The previous chapters highlighted how information sharing systems enable companies to cooperate, work jointly to plan and execute supply chain activities together to pursue goals they would not be able to reach when acting alone. ICT boosts core supply chain processes such as forecasting, production and product development to be more visible, which leads to possibilities to collaborate between supply chain partners.
However, the previous answers to the research questions also showed that information sharing systems lack implementation in the backhauling problem. Can the backhauling problem be improved through collaboration and the enabling factor ICT? This chapter elaborates on three case studies showing how the concept of collaboration could improve backhauling. Respectively, a case study on wood supply in Sweden, factory gate pricing in the UK and pallet networks in the UK will be discussed.

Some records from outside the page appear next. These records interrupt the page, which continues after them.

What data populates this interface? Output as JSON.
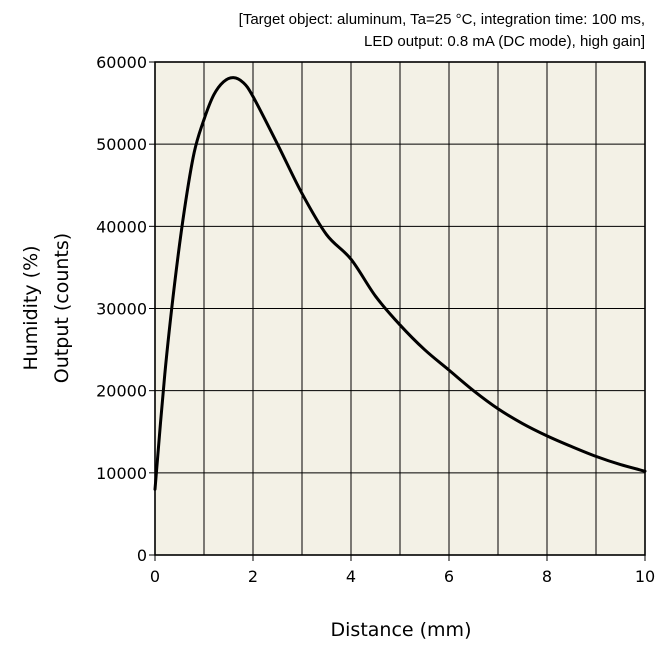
{
  "chart_data": {
    "type": "line",
    "annotation_lines": [
      "[Target object: aluminum, Ta=25 °C, integration time: 100 ms,",
      "LED output: 0.8 mA (DC mode), high gain]"
    ],
    "xlabel": "Distance (mm)",
    "ylabel_lines": [
      "Humidity (%)",
      "Output (counts)"
    ],
    "xlim": [
      0,
      10
    ],
    "ylim": [
      0,
      60000
    ],
    "xticks": [
      0,
      2,
      4,
      6,
      8,
      10
    ],
    "yticks": [
      0,
      10000,
      20000,
      30000,
      40000,
      50000,
      60000
    ],
    "grid": true,
    "background_color": "#f3f1e6",
    "line_color": "#000000",
    "series": [
      {
        "x": [
          0,
          0.2,
          0.4,
          0.6,
          0.8,
          1.0,
          1.2,
          1.4,
          1.6,
          1.8,
          2.0,
          2.5,
          3.0,
          3.5,
          4.0,
          4.5,
          5.0,
          5.5,
          6.0,
          6.5,
          7.0,
          7.5,
          8.0,
          8.5,
          9.0,
          9.5,
          10.0
        ],
        "y": [
          8000,
          22000,
          33000,
          42000,
          49000,
          53000,
          56000,
          57600,
          58100,
          57500,
          55800,
          50000,
          44000,
          39000,
          36000,
          31500,
          28000,
          25000,
          22500,
          20000,
          17800,
          16000,
          14500,
          13200,
          12000,
          11000,
          10200
        ]
      }
    ]
  }
}
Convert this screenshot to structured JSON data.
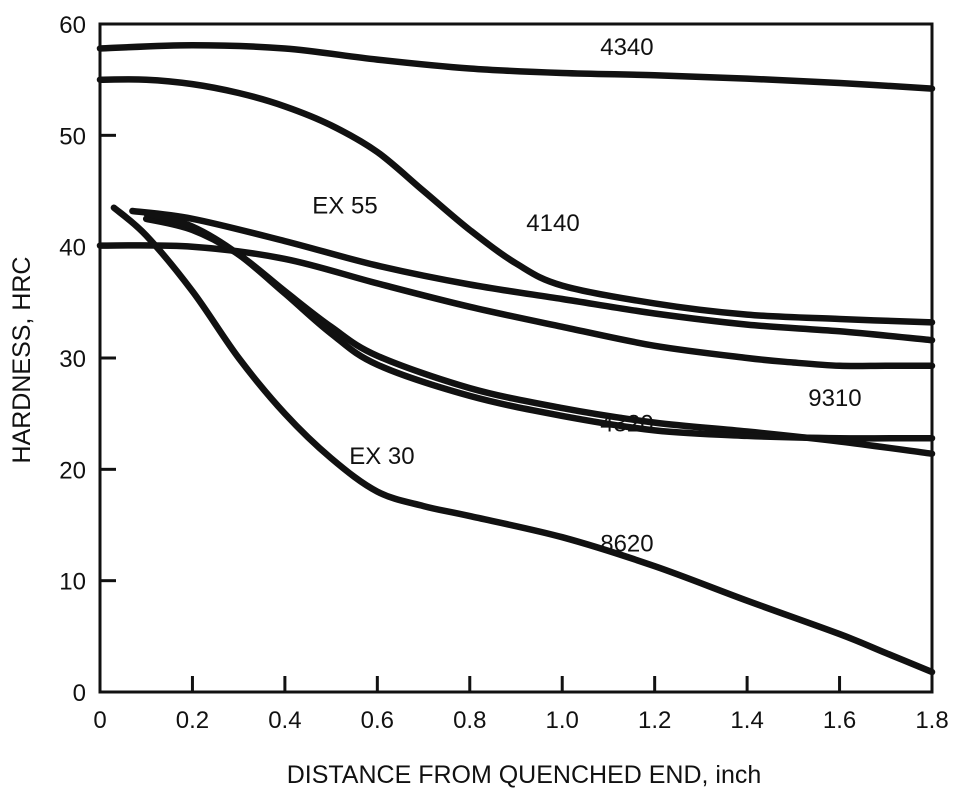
{
  "chart_data": {
    "type": "line",
    "title": "",
    "xlabel": "DISTANCE FROM QUENCHED END, inch",
    "ylabel": "HARDNESS, HRC",
    "xlim": [
      0,
      1.8
    ],
    "ylim": [
      0,
      60
    ],
    "x_ticks": [
      "0",
      "0.2",
      "0.4",
      "0.6",
      "0.8",
      "1.0",
      "1.2",
      "1.4",
      "1.6",
      "1.8"
    ],
    "y_ticks": [
      "0",
      "10",
      "20",
      "30",
      "40",
      "50",
      "60"
    ],
    "grid": false,
    "series": [
      {
        "name": "4340",
        "x": [
          0,
          0.2,
          0.4,
          0.6,
          0.8,
          1.0,
          1.2,
          1.4,
          1.6,
          1.8
        ],
        "y": [
          57.8,
          58.1,
          57.8,
          56.8,
          56.0,
          55.6,
          55.4,
          55.1,
          54.7,
          54.2
        ]
      },
      {
        "name": "4140",
        "x": [
          0,
          0.1,
          0.2,
          0.3,
          0.4,
          0.5,
          0.6,
          0.7,
          0.8,
          0.9,
          1.0,
          1.2,
          1.4,
          1.6,
          1.8
        ],
        "y": [
          55.0,
          55.0,
          54.6,
          53.8,
          52.6,
          50.9,
          48.5,
          45.0,
          41.5,
          38.5,
          36.5,
          34.9,
          33.9,
          33.5,
          33.2
        ]
      },
      {
        "name": "EX 55",
        "x": [
          0.07,
          0.2,
          0.4,
          0.6,
          0.8,
          1.0,
          1.2,
          1.4,
          1.6,
          1.8
        ],
        "y": [
          43.2,
          42.5,
          40.5,
          38.3,
          36.6,
          35.3,
          34.0,
          33.0,
          32.4,
          31.6
        ]
      },
      {
        "name": "9310",
        "x": [
          0,
          0.2,
          0.4,
          0.6,
          0.8,
          1.0,
          1.2,
          1.4,
          1.5,
          1.6,
          1.7,
          1.8
        ],
        "y": [
          40.1,
          40.0,
          38.9,
          36.7,
          34.6,
          32.8,
          31.1,
          30.0,
          29.6,
          29.3,
          29.3,
          29.3
        ]
      },
      {
        "name": "4320",
        "x": [
          0.1,
          0.2,
          0.3,
          0.4,
          0.5,
          0.6,
          0.8,
          1.0,
          1.2,
          1.4,
          1.6,
          1.8
        ],
        "y": [
          42.5,
          41.5,
          39.3,
          36.0,
          32.8,
          30.2,
          27.3,
          25.5,
          24.2,
          23.4,
          22.5,
          21.4
        ]
      },
      {
        "name": "EX 30",
        "x": [
          0.1,
          0.2,
          0.3,
          0.4,
          0.5,
          0.6,
          0.8,
          1.0,
          1.2,
          1.4,
          1.6,
          1.8
        ],
        "y": [
          43.0,
          41.8,
          39.3,
          35.8,
          32.2,
          29.4,
          26.6,
          24.8,
          23.5,
          23.0,
          22.8,
          22.8
        ]
      },
      {
        "name": "8620",
        "x": [
          0.03,
          0.1,
          0.2,
          0.3,
          0.4,
          0.5,
          0.6,
          0.7,
          0.8,
          1.0,
          1.2,
          1.4,
          1.6,
          1.7,
          1.8
        ],
        "y": [
          43.5,
          41.0,
          36.0,
          30.0,
          25.0,
          21.0,
          18.0,
          16.7,
          15.8,
          13.9,
          11.3,
          8.2,
          5.2,
          3.5,
          1.8
        ]
      }
    ],
    "annotations": [
      "4340",
      "4140",
      "EX 55",
      "9310",
      "4320",
      "EX 30",
      "8620"
    ]
  }
}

WOOD SUPPLY COLLABORATION IN SWEDEN
Eight forest companies in Sweden were considering coordinated transportation planning and wanted to know the potential of collaborating. In this case, the companies regarded their supply and demand as common. The model used in the study artificially integrated the companies into one. The savings associated with this mode was 14.2%. However, the companies would not agree on equally sharing the savings and decided to base the savings on the share of overall volume. The relative savings ranged from 0.2% to 20% which was a too big of a difference. Several sharing principles were tested in a case study. As a result of this case study three companies started a collaboration. The collaboration in which the companies shared a coordinated planning system. Before the start of each month, the companies shared information on supply and demand with the 3PLs. From there, an integrated plan was set up and returned to the forest companies. This sharing principle was tested for four months and potential savings were 5% to 15% each month.